Les moyens supplémentaires promis répondent-ils au mécontentement dans le secteur ?

‘‘La méfiance du personnel soignant envers la politique et les employeurs est grande. Par exemple, chaque accord social est appliqué avec beaucoup de retard. Par exemple, le droit de prendre trois semaines de congé consécutives est sur la table des négociations depuis de nombreuses années, mais cela n’a toujours pas été concrétisé.

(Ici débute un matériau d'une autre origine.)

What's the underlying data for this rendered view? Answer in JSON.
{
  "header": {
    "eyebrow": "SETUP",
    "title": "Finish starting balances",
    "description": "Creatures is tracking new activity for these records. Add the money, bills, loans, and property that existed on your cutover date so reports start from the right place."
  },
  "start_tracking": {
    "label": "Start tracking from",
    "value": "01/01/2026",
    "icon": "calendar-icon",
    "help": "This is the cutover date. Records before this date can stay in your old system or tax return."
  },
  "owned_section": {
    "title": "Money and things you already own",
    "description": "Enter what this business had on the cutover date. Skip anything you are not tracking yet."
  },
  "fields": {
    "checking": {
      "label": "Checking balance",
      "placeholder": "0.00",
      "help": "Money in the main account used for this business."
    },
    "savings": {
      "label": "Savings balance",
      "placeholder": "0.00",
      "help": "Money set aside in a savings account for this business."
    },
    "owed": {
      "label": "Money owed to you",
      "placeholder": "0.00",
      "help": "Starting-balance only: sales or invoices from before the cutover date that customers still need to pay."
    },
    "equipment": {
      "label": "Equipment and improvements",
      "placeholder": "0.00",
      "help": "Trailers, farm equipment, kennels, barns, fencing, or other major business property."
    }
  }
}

‘‘L’accord historique d’un milliard d’euros pour le secteur fédéral de la santé est encore loin d’être gagné. Sur ce montant, 600 millions d’euros doivent encore être votés au Parlement fédéral en septembre. Après cela, tout doit encore être négocié en détail et converti en conventions collectives. Le précédent accord social d’octobre 2017 nous apprend que c’est l’étape la plus difficile.

‘‘Il faudra encore voir ce qui arrivera sur le terrain, surtout avec une deuxième vague. Le scepticisme est largement répandu et beaucoup de gens sont fatigués d’attendre. Nous devrons intensifier la pression pour obtenir plus de mains, plus de salaire et des soins attentionnés au lieu d’une industrie des soins de même qu’un renforcement de la sécurité sociale’’.